Ancak 1096`da haçlı seferlerinin başlamasıyla uzun yıllar Türk-Bizans savaşları yaşandı. Her iki tarafın uç kuvvetleri arasında ileri geri taşmalar olduysa da genellikle Denizli-Kütahya-Eskişehir-Bolu dolayları her iki taraf için sınır oldu. 1243 Kösedağ savaşından sonra Moğollar Anadolu`ya hakim oldular, Selçuklulara bağlı uç beyleri de İlhanilere vergi vermek suretiyle kendi varlıklarının devamını sağlamaya çalıştılar. Bu beyliklerden biri de Göynük beyliğidir. Bazı kaynaklarda Umurbey beyliği diye de geçmektedir. (Göynük ilçesine bağlı Umurlar köyü mevcuttur.) Kaynaklar Göynük Emiri Cakü beyin emrinde üç bin atlı olduğunu kaydetmekte sonraki yıllarda Umurbey diye kayıtlara rastlanmaktadır. Ancak bazı kalelerinde tekfurlar elinde olduğu rivayet edilir.

Gazi süleyman pasa hamamı ömersikkin türbesi pembe köşk
Göynük`te ilk Osmanlı akınları 1292 de görüldü. Ertuğrul`un yakın dostu Samsa Çavuş ve Sülemiş Mudurnu yaylasında Hıristiyan Müslüman yakınlaşmasını sağlamıştı. Köse Mihal`in yol göstericiliği ile Sakarya suyunu geçen Osman Gazi, Samsa Çavuş`la buluştu. Göynük, Taraklı ve Mudurnu kalelerini içine alan hücumda büyük başarı sağlandı.

Nihayet Osman Gazi`nin son dönemlerinde 1323 yılında Göynük ve civarı fethedilerek Osmanlı toprağı olmuştur.

Ohan Gazi devrinde 1333 yılında Geyve, Göynük, Mudurnu üzerinden Bolu`ya gelen İbn-i Batuta, bu havaliyi yalnız Türkmenlerle meskûn görmekle kalkmıyor. Aynı zamanda hemen uğradığı şehir ve kasabada “Ahi” zaviyelerinde konakladığını belirtiyor.

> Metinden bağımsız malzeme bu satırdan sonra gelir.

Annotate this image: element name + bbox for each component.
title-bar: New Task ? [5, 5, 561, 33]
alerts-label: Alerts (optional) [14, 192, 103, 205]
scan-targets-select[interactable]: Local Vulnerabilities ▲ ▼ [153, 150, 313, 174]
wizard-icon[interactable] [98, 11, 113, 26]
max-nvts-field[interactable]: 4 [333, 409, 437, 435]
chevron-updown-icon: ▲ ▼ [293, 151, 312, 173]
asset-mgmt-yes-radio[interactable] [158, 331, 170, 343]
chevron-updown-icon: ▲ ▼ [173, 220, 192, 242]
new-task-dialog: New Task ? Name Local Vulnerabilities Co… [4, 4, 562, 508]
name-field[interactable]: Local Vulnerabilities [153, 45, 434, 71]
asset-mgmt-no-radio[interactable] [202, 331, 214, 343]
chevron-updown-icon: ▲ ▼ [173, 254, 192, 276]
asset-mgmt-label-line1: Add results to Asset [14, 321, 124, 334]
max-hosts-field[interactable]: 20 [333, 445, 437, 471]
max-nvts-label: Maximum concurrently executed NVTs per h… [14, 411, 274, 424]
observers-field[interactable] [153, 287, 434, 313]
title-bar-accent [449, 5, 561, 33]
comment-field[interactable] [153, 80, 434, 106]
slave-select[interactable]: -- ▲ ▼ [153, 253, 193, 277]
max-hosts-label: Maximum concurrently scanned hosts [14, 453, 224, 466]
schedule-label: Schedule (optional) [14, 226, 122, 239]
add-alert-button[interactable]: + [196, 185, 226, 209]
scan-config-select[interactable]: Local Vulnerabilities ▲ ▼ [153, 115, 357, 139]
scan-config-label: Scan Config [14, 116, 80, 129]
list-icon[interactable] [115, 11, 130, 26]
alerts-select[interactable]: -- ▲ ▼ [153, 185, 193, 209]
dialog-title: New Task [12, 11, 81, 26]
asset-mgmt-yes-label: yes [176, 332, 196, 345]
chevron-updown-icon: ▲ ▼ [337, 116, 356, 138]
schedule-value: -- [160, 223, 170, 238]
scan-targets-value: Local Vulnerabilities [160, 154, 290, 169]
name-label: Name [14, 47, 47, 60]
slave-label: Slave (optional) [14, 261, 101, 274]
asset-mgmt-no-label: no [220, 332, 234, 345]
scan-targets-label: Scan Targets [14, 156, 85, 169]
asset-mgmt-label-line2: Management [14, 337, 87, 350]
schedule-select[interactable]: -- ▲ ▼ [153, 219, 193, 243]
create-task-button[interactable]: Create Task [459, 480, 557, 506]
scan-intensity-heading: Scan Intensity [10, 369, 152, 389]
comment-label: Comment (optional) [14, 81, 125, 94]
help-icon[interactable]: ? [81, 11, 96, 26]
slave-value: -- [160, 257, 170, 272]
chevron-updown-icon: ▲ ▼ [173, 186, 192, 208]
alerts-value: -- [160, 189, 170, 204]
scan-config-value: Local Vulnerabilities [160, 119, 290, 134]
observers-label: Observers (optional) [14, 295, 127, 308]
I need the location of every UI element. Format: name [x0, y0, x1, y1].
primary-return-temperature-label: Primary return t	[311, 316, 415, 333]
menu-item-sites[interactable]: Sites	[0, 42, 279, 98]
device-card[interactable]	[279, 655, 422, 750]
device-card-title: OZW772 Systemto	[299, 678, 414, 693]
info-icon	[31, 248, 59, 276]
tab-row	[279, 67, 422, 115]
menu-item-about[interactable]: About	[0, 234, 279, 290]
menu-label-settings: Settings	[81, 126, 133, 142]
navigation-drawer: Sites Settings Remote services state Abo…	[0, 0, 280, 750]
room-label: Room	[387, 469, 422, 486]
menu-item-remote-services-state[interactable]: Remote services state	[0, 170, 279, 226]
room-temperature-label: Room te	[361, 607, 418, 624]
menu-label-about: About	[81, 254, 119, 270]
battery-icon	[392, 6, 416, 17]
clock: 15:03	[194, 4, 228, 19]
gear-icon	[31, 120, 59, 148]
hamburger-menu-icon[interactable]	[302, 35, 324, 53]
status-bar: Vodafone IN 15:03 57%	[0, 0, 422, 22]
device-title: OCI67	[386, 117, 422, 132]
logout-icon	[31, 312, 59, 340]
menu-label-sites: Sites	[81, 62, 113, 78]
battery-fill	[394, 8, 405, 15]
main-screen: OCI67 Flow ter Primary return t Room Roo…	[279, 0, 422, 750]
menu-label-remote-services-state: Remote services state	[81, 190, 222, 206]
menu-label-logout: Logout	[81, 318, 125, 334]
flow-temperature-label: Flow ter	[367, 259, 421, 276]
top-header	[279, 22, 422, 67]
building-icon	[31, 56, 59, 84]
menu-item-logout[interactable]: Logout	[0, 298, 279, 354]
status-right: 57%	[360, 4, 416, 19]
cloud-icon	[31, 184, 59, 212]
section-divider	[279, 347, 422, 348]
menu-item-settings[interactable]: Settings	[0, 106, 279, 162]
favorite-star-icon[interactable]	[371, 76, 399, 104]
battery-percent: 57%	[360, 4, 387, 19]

Muhtemelen bir otorite boşluğundan sonra 1330 lu yıllarda Orhan Gazi`nin oğlu Gazi Süleyman Paşa Taraklı, Mudurnu, Göynük civarına gelmiş ve hakimiyeti yeniden tesis etmiştir. Aşıkpaşazade`nin ifadesiyle;

“Süleyman Paşa dahi o kadar adalet gösterdi ki, bütün o memleketlerin halkı derler ki, Ne olur? Eski zamanlardan beri bunlar bize beğ olaydılar! Çok köyler bu Türk kavmini gördüler. Müslüman oldular. O memlekette ne kadar mülkler vardır ki hepsi Süleyman Paşa`nın verdiği kadar üzerine durur”.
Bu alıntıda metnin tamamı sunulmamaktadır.